Personally: I think there's an obvious future in using AI tools to generate game content. 3D modelling and animation can be very time consuming. If you could get an AI model to generate animated characters, you could save a lot of time. You could also empower a lot of indie devs who don't have 3D modelers to help them. AI tools to generate large maps, also super valuable. Replacing the game engine itself, I think it's a taller order than people realize, and maybe not actually desirable.

adventured · 2025-12-07T12:35:34 1765110934

20 years out, what will everybody be using routine 10gbps pipes in our homes for?

I'm paying $43 / month for 500mbps at present and there's nothing special about that at all (in the US or globally). What might we finally use 1gbps+ for? Pulling down massive AI-built worlds of entertainment. Movies & TV streaming sure isn't going to challenge our future bandwidth capabilities.

The worlds are built and shared so quickly in the background that with some slight limitations you never notice the world building going on behind the scenes.

The world building doesn't happen locally. Multiple players connect to the same built world that is remote. There will be smaller hobbyist segments that will still world-build locally for numerous reasons (privacy for one).

The worlds can be constructed entirely before they're downloaded. There are good arguments for both approaches (build the entire world then allow it to be accessed, or attempt to world-build as you play). Both will likely be used over the coming decades, for different reasons and at different times (changes in capabilities will unlock new arguments for either as time goes on, with a likely back and forth where one pulls ahead then the other pulls ahead).

SR2Z · 2025-12-11T15:25:27 1765466727

> The problem is going to be how to control those models to produce a universe that's temporally and spatially consistent.
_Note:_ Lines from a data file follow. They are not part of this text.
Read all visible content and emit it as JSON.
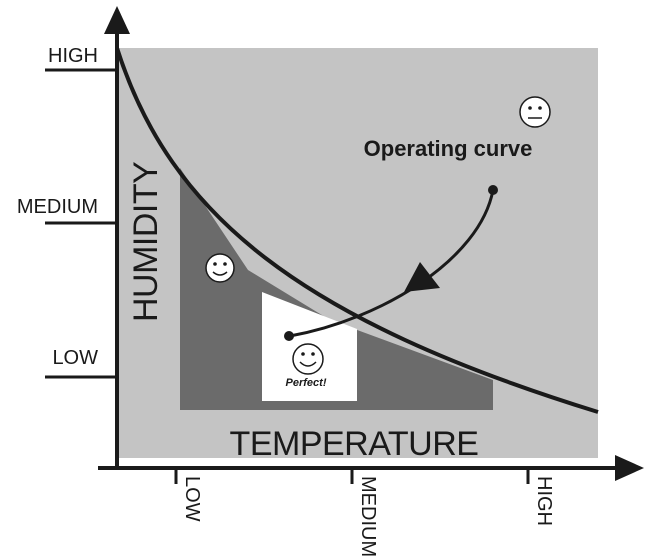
{
  "diagram": {
    "y_axis": {
      "title": "HUMIDITY",
      "ticks": [
        "HIGH",
        "MEDIUM",
        "LOW"
      ]
    },
    "x_axis": {
      "title": "TEMPERATURE",
      "ticks": [
        "LOW",
        "MEDIUM",
        "HIGH"
      ]
    },
    "callout_label": "Operating curve",
    "perfect_label": "Perfect!",
    "icons": [
      "neutral-face-icon",
      "smile-face-icon",
      "happy-face-icon"
    ],
    "colors": {
      "light_region": "#c4c4c4",
      "medium_region": "#6b6b6b",
      "perfect_region": "#ffffff",
      "ink": "#1a1a1a"
    }
  }
}
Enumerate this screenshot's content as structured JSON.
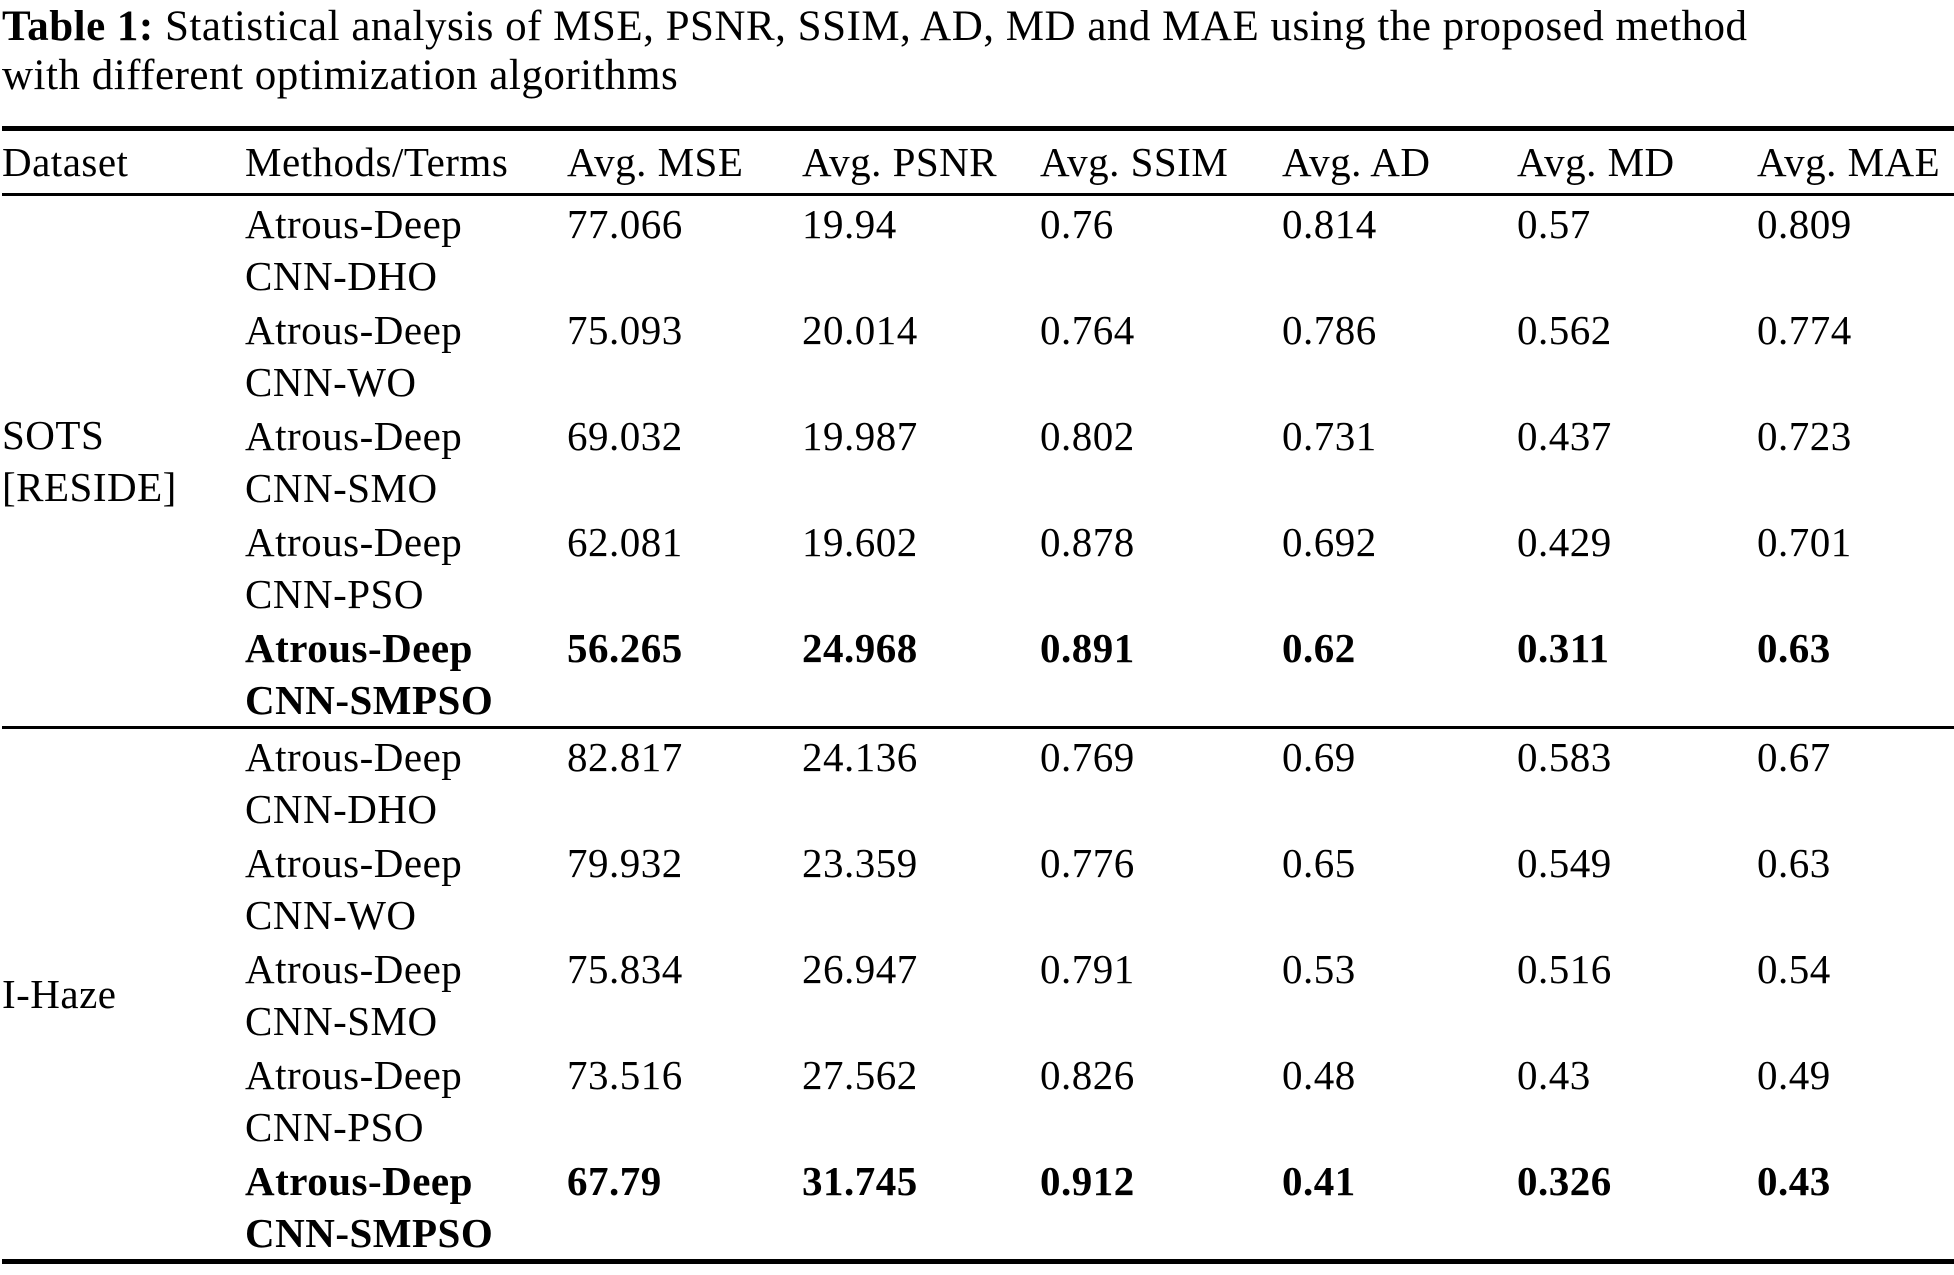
{
  "title": {
    "label": "Table 1:",
    "line1_rest": "Statistical analysis of MSE, PSNR, SSIM, AD, MD and MAE using the proposed method",
    "line2": "with different optimization algorithms"
  },
  "headers": {
    "dataset": "Dataset",
    "method": "Methods/Terms",
    "mse": "Avg. MSE",
    "psnr": "Avg. PSNR",
    "ssim": "Avg. SSIM",
    "ad": "Avg. AD",
    "md": "Avg. MD",
    "mae": "Avg. MAE"
  },
  "datasets": [
    {
      "line1": "SOTS",
      "line2": "[RESIDE]"
    },
    {
      "line1": "I-Haze"
    }
  ],
  "rows": [
    {
      "method1": "Atrous-Deep",
      "method2": "CNN-DHO",
      "mse": "77.066",
      "psnr": "19.94",
      "ssim": "0.76",
      "ad": "0.814",
      "md": "0.57",
      "mae": "0.809"
    },
    {
      "method1": "Atrous-Deep",
      "method2": "CNN-WO",
      "mse": "75.093",
      "psnr": "20.014",
      "ssim": "0.764",
      "ad": "0.786",
      "md": "0.562",
      "mae": "0.774"
    },
    {
      "method1": "Atrous-Deep",
      "method2": "CNN-SMO",
      "mse": "69.032",
      "psnr": "19.987",
      "ssim": "0.802",
      "ad": "0.731",
      "md": "0.437",
      "mae": "0.723"
    },
    {
      "method1": "Atrous-Deep",
      "method2": "CNN-PSO",
      "mse": "62.081",
      "psnr": "19.602",
      "ssim": "0.878",
      "ad": "0.692",
      "md": "0.429",
      "mae": "0.701"
    },
    {
      "method1": "Atrous-Deep",
      "method2": "CNN-SMPSO",
      "mse": "56.265",
      "psnr": "24.968",
      "ssim": "0.891",
      "ad": "0.62",
      "md": "0.311",
      "mae": "0.63"
    },
    {
      "method1": "Atrous-Deep",
      "method2": "CNN-DHO",
      "mse": "82.817",
      "psnr": "24.136",
      "ssim": "0.769",
      "ad": "0.69",
      "md": "0.583",
      "mae": "0.67"
    },
    {
      "method1": "Atrous-Deep",
      "method2": "CNN-WO",
      "mse": "79.932",
      "psnr": "23.359",
      "ssim": "0.776",
      "ad": "0.65",
      "md": "0.549",
      "mae": "0.63"
    },
    {
      "method1": "Atrous-Deep",
      "method2": "CNN-SMO",
      "mse": "75.834",
      "psnr": "26.947",
      "ssim": "0.791",
      "ad": "0.53",
      "md": "0.516",
      "mae": "0.54"
    },
    {
      "method1": "Atrous-Deep",
      "method2": "CNN-PSO",
      "mse": "73.516",
      "psnr": "27.562",
      "ssim": "0.826",
      "ad": "0.48",
      "md": "0.43",
      "mae": "0.49"
    },
    {
      "method1": "Atrous-Deep",
      "method2": "CNN-SMPSO",
      "mse": "67.79",
      "psnr": "31.745",
      "ssim": "0.912",
      "ad": "0.41",
      "md": "0.326",
      "mae": "0.43"
    }
  ]
}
Why not just have a simple, low-poly rasterizer and have AI fill in the details?

That's essentially the way that AMD FX and NVIDIA DLSS work today, although they do take fully rendered frames as input.

wcoenen · 2025-12-07T11:02:32 1765105352

Increasing the framerate by rendering at a lower resolution + upscaling, or outright generation of extra frames has already been a thing for a few years now. NVidia calls it Deep Learning Super Sampling (DLSS)[1]. AMD's equivalent is called FSR[2].

[1] https://en.wikipedia.org/wiki/Deep_Learning_Super_Sampling

[2] https://en.wikipedia.org/wiki/GPUOpen#FidelityFX_Super_Resol...

liuliu · 2025-12-07T18:38:32 1765132712

Not saying M1 Ultra is great. But you should only get ~8x slow down with proper implementation (such as Draw Things upcoming implementation for Z Image). It should be 2~3 sec per step. On M5 iPad, it is ~6s per step.